Evolutionary Modeling of Genotype-Phenotype Associations, and Application to Primate Coding and Non-coding mtDNA Rate Variation

Evol Bioinform Online. 2013 Jul 28:9:301-16. doi: 10.4137/EBO.S11600. Print 2013.

Abstract

Variation in substitution rates across a phylogeny can be indicative of shifts in the evolutionary dynamics of a protein or non-protein coding regions. One way to understand these signals is to seek the phenotypic correlates of rate variation. Here, we extended a previously published likelihood method designed to detect evolutionary associations between genotypic evolutionary rate and phenotype over a phylogeny. In simulation with two discrete categories of phenotype, the method has a low false-positive rate and detects greater than 80% of true-positives with a tree length of three or greater and a three-fold or greater change in substitution rate given the phenotype. In addition, we successfully extend the test from two to four phenotype categories and evaluated its performance. We then applied the method to two major hypotheses for rate variation in the mitochondrial genome of primates-longevity and generation time as well as body mass which is correlated with many aspects of life history-using three categories of phenotype through discretization of continuous values. Similar to previous results for mammals, we find that the majority of mitochondrial protein-coding genes show associations consistent with the longevity and body mass predictions and that the predominant signal of association comes from the third codon position.
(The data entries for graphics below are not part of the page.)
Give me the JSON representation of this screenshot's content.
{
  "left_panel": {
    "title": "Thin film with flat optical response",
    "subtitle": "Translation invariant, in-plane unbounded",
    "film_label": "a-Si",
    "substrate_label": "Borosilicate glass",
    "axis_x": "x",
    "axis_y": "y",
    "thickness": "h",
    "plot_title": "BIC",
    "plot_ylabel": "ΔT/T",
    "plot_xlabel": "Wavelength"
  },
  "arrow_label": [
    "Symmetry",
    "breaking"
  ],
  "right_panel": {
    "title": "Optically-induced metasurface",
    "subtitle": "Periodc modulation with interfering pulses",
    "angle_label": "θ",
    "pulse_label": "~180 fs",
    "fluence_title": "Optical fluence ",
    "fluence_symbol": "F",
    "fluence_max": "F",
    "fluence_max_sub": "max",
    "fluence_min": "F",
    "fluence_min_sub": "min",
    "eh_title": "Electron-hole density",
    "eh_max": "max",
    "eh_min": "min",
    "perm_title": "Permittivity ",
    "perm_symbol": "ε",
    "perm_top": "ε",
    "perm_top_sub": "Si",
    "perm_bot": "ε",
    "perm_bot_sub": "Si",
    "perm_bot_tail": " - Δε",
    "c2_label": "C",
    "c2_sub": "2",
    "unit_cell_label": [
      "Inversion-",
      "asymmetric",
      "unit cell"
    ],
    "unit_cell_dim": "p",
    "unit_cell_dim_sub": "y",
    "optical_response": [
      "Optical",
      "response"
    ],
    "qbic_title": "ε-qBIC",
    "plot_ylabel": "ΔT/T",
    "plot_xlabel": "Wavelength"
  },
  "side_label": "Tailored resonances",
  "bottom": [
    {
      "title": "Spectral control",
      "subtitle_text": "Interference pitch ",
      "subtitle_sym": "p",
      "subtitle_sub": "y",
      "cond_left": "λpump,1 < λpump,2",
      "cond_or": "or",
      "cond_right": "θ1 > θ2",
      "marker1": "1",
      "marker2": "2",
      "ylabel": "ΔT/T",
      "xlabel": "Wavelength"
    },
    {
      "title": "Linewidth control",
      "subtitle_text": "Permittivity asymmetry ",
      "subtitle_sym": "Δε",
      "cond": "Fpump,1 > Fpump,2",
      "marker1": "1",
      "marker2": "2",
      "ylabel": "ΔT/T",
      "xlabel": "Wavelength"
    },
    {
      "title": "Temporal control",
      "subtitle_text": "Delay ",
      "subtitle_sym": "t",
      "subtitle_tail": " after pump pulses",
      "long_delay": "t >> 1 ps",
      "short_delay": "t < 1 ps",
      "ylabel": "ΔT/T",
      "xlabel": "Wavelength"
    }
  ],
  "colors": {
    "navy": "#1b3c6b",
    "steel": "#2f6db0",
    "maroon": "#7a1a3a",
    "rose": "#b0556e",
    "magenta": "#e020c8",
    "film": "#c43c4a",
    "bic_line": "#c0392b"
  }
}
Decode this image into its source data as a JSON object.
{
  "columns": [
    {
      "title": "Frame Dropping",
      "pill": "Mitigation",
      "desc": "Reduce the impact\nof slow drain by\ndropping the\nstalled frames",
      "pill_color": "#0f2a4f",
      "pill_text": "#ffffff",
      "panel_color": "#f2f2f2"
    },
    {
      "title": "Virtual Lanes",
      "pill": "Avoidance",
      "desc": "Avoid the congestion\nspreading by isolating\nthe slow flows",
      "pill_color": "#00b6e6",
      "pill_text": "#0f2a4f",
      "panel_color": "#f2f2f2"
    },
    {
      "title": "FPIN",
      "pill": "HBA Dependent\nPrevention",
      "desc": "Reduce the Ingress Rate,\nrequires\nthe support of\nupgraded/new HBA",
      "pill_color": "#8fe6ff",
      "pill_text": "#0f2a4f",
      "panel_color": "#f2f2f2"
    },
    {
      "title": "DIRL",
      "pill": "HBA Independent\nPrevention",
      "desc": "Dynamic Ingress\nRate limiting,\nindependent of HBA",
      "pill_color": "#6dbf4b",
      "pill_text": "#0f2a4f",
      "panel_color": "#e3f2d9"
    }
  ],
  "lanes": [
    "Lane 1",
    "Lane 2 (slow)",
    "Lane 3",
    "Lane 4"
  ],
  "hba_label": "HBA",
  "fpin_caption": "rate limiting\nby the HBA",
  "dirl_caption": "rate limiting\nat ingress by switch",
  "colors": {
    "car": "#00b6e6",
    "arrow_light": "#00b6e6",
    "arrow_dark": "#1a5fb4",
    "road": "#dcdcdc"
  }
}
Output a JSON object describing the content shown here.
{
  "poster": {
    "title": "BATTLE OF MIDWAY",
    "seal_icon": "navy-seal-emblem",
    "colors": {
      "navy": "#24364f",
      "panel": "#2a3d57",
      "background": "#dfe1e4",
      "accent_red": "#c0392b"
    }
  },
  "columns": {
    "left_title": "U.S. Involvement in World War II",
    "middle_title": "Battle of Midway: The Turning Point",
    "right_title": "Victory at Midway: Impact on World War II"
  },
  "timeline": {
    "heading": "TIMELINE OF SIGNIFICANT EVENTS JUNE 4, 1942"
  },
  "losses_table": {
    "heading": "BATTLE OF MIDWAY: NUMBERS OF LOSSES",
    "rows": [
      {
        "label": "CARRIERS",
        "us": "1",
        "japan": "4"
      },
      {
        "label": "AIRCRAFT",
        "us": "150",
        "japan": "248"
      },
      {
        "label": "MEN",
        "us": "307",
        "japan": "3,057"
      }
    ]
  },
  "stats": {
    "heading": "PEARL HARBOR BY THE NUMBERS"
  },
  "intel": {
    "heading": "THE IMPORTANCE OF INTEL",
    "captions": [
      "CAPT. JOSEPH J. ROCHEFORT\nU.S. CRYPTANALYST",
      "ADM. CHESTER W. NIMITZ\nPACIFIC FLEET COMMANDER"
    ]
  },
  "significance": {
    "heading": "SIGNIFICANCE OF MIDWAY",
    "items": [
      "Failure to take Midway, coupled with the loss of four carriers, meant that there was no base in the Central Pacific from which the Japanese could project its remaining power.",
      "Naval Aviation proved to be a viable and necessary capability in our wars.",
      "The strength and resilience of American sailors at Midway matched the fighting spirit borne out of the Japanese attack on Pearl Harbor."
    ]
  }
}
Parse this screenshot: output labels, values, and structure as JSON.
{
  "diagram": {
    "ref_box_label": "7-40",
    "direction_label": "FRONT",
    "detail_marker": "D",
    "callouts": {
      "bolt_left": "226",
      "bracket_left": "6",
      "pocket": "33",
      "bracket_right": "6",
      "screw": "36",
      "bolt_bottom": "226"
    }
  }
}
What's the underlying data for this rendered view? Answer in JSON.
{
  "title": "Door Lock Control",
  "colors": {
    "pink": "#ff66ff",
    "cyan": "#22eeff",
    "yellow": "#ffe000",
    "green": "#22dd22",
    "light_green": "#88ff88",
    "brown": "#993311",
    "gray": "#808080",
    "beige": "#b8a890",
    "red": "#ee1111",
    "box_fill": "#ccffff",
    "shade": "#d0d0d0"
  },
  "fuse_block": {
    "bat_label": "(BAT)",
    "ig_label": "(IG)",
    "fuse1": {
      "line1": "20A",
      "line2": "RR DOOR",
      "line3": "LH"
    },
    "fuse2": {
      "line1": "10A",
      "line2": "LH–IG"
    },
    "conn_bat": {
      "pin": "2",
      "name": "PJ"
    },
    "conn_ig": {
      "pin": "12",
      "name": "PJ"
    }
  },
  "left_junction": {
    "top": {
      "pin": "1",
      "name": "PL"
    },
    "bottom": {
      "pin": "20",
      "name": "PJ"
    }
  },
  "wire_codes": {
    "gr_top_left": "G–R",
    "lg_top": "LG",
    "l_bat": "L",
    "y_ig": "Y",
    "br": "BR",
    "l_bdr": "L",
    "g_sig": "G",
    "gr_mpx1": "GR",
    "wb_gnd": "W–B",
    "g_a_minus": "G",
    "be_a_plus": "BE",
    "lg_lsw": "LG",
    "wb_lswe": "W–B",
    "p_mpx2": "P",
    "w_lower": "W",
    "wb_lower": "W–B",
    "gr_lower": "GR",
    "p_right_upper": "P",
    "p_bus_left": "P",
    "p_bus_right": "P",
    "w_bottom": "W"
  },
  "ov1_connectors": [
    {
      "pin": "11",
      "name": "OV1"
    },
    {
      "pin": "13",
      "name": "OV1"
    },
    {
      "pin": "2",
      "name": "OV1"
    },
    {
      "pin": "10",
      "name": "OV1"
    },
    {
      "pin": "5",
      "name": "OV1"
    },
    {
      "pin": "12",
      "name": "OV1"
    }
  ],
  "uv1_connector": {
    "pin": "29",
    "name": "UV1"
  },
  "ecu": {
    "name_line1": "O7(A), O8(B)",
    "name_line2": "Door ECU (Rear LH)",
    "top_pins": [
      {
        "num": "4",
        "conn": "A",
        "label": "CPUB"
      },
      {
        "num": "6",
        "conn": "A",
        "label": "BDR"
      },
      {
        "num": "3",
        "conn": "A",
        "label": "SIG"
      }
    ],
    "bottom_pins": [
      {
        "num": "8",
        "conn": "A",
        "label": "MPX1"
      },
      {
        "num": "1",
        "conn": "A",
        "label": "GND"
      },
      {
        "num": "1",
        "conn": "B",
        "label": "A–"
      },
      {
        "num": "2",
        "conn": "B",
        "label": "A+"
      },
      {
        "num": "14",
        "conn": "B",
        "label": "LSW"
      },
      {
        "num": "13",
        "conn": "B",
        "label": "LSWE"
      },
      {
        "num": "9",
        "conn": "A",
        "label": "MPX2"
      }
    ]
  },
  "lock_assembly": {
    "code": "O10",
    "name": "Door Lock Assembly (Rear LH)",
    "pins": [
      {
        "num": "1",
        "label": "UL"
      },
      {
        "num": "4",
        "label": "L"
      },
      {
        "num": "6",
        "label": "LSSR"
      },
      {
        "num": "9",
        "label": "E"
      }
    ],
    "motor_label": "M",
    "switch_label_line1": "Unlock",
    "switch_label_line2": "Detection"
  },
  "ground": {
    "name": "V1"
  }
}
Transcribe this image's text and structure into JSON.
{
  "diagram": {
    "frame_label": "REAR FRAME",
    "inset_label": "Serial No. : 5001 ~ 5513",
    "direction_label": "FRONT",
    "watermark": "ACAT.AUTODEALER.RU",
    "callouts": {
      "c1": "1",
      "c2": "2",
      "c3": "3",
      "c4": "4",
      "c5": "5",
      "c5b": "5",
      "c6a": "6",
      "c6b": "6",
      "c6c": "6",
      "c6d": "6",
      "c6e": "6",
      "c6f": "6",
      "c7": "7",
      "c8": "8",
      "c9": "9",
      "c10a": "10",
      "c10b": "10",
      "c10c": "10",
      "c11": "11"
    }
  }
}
We also found a significant association between maximum lifespan and the evolutionary rate of the control region of the mtDNA. In contrast, 24 protein-coding genes from the nuclear genome do not show a consistent pattern of association, which is inconsistent with the generation time hypothesis. These results show the extended method can robustly identify genotype-phenotype associations up to at least four phenotypic categories, and demonstrate the successful application of the method to study factors affecting neutral evolutionary rate in protein-coding and non-coding loci.

Keywords: generation time hypothesis; genotype-phenotype; longevity hypothesis; mitochondria; primate.